いくら探しても髪の毛一本、骨の一片も見っかんねぇ、もう探してもムダだ~っ!
…ってぇワケで、捜索打ち切り、ついでに登録抹消になっちゃったっ!
ま、あの子だったら、どこ行っても元気でやってけるっしょっ!
ナンマンダブ、ナンマンダブ~っ!」
…。
……。
………ぐすっ。
さ…さて、気を取り直して、この【MIA】という聞き慣れない単語。
Missing
In
Action
簡単に言えば、『作戦行動中行方不明』や『戦闘中行方不明』と言われる。
要は作戦の途中で、行方がわからなくなり、生きてるのか、死んでるのかさえ不明という事である。

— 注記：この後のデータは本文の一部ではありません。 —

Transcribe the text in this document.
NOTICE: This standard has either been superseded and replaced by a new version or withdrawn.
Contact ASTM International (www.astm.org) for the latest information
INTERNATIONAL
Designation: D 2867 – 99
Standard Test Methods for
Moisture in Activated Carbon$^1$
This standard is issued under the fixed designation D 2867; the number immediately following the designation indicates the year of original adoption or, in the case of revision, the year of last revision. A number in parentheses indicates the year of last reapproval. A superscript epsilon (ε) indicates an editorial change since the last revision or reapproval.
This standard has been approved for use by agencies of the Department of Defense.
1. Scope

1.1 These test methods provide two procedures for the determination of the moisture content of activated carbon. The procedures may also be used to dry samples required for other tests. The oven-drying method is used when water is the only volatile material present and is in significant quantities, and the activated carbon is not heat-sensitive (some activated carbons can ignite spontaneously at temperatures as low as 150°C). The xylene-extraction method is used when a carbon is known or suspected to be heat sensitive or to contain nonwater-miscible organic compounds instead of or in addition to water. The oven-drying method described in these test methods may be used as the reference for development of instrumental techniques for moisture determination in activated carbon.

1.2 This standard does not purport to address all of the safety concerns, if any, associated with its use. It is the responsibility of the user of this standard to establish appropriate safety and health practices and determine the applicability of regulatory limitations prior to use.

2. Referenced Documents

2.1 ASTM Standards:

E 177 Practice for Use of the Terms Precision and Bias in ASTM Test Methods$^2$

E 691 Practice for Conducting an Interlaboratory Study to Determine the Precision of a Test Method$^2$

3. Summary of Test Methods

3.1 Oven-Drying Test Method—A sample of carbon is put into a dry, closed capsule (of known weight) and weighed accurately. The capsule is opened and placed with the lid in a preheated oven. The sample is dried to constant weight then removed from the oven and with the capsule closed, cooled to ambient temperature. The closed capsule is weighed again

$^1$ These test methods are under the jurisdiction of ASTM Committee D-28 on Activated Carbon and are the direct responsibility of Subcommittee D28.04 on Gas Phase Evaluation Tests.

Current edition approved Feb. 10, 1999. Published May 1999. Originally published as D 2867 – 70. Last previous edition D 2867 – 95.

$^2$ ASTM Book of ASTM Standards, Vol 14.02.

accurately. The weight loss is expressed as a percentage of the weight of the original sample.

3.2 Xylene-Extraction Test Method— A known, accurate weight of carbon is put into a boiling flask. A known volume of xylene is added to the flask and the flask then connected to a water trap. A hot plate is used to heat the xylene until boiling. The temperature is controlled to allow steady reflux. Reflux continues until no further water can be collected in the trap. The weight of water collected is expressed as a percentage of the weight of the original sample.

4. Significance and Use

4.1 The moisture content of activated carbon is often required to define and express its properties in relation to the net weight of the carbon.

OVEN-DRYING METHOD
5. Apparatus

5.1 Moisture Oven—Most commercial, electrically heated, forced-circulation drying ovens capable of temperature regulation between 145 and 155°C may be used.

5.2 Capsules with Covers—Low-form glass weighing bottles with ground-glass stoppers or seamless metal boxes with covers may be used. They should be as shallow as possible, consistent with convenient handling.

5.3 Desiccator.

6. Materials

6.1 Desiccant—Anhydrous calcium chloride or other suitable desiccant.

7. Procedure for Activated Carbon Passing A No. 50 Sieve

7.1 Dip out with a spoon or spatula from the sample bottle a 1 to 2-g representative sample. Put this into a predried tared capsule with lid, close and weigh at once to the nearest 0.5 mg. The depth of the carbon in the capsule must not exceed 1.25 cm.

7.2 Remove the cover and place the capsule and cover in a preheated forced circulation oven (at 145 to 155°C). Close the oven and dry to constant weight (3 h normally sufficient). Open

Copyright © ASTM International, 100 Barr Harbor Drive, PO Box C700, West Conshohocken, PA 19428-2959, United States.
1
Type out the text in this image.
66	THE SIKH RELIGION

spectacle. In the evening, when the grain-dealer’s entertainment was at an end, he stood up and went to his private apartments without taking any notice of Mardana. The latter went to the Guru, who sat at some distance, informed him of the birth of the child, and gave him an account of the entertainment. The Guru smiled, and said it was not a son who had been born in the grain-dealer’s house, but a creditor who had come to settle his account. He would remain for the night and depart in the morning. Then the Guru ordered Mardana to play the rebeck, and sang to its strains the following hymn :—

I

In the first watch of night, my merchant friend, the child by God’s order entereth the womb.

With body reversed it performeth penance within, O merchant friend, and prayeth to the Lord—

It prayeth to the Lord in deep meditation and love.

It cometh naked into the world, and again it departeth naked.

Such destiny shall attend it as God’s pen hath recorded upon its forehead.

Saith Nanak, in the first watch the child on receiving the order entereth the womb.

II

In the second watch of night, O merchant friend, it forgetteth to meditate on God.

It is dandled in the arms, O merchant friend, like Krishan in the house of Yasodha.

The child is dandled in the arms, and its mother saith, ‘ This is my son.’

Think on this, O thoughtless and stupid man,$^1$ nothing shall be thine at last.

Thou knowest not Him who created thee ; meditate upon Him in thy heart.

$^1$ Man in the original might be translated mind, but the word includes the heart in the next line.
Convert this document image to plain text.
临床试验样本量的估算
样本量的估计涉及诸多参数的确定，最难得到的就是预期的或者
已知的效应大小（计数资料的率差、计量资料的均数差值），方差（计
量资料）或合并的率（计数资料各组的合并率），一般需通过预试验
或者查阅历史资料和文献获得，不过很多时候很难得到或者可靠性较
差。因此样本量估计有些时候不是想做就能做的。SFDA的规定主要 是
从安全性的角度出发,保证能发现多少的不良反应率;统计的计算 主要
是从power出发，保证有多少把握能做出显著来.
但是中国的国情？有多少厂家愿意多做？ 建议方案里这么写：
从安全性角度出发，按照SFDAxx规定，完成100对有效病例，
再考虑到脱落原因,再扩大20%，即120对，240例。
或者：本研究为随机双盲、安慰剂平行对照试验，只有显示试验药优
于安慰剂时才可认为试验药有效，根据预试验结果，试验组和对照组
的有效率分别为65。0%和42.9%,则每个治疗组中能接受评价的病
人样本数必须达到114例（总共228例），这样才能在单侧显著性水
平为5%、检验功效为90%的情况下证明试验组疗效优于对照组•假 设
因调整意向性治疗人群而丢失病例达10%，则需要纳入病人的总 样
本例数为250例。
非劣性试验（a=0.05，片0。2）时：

そう、このキメラ小隊と呼ばれる小隊には……かつて、もうひとりの隊員と、その彼を兄と慕うふたりの少女達が『居た』。
その彼が、とある作戦の途中で行方不明になったのが三ヶ月前…。
そして、その報せを聞いた彼の妹達もまた…。
『心配無用
ボクたちのコトはさがさなくていいよ~
リーゼ&しゃろ』
とだけ、書き置きを残して、ぷっつりと行方がわからなくなってしまった…。